The Gothic period is just beginning at the time of “Northanger Abbey” and “Frankenstein,” but its influence can be seen in fashions of the period. Gothic art and literature took inspiration from the past, particularly the medieval period, and these elements appear in fashionable dress. In the 19th century, Gothic influence in fashion does not necessarily mean wearing all black like it does today, but the death of the beloved Princess Charlotte in 1817 plunged the nation of Britain into mourning, and magazines featured many suggestions for mourning dress.
Do you have a go-to resource that you consult whenever you have a question about historical fashion or a project you’re working on?

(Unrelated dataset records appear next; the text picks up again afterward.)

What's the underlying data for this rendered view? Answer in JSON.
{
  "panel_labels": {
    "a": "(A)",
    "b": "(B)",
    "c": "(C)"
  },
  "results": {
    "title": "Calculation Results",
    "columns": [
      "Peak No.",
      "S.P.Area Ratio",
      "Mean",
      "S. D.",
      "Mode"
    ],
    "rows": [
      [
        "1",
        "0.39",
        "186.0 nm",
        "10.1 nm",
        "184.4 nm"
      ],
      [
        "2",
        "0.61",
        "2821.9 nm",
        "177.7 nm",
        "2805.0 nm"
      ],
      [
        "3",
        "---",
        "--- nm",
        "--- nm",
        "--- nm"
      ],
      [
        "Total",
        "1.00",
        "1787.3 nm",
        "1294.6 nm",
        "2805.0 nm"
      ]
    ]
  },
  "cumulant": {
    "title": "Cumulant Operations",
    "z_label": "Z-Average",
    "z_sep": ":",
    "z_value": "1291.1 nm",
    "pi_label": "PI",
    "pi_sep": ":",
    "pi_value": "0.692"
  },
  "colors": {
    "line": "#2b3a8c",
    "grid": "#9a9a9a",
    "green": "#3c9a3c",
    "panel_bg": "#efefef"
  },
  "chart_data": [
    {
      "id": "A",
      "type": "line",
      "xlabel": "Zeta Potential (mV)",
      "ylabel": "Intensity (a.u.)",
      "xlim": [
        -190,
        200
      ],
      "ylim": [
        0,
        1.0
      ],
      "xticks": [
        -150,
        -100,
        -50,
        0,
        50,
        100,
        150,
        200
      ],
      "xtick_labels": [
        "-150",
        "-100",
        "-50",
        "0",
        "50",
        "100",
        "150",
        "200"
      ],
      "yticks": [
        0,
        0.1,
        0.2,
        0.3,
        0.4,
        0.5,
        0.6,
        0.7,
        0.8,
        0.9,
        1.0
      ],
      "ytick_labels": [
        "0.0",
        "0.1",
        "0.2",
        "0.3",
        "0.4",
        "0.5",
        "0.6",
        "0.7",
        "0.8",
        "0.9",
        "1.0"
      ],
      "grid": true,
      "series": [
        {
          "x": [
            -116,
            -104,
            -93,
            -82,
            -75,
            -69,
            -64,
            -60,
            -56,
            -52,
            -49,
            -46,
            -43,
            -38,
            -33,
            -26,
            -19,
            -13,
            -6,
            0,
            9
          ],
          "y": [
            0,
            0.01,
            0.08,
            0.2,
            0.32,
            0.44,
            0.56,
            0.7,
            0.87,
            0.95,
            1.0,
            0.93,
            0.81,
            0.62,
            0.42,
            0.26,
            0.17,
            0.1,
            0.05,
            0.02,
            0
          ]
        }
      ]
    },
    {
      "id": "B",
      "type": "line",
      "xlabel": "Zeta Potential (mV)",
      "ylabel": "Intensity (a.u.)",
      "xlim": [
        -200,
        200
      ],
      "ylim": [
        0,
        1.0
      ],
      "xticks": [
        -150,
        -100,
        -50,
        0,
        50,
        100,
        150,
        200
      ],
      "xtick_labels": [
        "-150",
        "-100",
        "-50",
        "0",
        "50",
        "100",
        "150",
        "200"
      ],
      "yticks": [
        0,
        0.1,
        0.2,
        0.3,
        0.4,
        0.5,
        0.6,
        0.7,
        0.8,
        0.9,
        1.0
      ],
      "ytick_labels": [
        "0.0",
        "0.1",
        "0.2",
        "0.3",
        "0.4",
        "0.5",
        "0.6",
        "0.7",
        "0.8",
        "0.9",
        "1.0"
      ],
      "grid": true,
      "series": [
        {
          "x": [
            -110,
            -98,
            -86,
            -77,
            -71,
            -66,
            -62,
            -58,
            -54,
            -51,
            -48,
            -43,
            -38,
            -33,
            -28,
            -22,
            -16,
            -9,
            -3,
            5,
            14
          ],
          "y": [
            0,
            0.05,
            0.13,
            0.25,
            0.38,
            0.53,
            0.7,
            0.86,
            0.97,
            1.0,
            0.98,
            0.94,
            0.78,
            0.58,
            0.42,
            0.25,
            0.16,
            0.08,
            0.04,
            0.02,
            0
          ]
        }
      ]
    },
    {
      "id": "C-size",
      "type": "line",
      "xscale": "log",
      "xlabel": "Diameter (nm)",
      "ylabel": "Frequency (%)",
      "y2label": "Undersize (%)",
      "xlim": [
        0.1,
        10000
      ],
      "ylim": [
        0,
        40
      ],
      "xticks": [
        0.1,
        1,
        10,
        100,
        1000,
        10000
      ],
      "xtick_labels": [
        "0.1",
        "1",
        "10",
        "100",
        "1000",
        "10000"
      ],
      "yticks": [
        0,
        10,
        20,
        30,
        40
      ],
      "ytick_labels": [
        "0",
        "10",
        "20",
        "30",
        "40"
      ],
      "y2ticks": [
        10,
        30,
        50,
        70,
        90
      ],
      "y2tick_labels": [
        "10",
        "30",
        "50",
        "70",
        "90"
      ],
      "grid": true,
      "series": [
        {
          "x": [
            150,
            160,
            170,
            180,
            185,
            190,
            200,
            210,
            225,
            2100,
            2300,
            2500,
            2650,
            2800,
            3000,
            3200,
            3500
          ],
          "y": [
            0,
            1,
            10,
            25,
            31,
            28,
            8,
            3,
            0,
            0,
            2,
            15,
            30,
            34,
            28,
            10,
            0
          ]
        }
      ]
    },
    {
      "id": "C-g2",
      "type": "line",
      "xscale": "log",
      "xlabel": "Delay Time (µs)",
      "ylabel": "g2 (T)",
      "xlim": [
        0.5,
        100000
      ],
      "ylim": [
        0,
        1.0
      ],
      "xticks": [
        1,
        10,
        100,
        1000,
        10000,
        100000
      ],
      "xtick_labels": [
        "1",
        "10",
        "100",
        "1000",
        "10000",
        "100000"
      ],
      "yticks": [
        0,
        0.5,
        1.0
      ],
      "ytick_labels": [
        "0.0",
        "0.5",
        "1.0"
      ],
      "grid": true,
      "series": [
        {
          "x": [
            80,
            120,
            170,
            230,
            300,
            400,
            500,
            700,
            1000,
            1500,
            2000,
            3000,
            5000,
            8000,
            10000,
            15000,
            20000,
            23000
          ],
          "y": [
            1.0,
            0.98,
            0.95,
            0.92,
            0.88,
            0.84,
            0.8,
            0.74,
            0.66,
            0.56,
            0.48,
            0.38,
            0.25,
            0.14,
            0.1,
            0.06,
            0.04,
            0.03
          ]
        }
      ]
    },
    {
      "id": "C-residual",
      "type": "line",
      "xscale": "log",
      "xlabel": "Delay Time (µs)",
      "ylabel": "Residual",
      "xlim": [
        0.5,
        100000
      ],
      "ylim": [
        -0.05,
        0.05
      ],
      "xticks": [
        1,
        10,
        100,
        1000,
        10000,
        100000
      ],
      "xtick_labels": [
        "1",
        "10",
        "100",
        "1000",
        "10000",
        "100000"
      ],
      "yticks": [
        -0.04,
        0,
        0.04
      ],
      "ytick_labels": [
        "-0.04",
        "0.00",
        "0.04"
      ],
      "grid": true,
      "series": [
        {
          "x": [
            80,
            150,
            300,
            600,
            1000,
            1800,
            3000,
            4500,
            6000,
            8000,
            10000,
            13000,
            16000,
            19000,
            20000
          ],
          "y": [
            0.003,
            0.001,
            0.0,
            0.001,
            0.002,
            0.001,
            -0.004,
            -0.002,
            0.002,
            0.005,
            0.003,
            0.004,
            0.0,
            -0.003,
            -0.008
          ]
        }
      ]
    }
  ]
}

That really depends on what period I’m working on! Recently, I’ve been consulting “17th-Century Dress Patterns for Women, Vol. 1 and 2,” and “17th-Century Dress Patterns for Men.” These books are very recently published and an absolute godsend for those re-creating early-17th-century clothing. Original garments were carefully studied and re-created, with the whole process documented in the books, including patterns and sometimes X-rays of the garments.
What advice do you have for participants attending our ball for the first time?
Ladies should try to be unencumbered when they are dancing, for their sake as well as the sake of their partner. That means leave your shawl, fan or reticule with a friend or at your table. It’s also quite difficult for everyone involved if you are trying to dance in a gown with a train. Gowns for dancing usually have quite short skirts for ease and lightness of movement.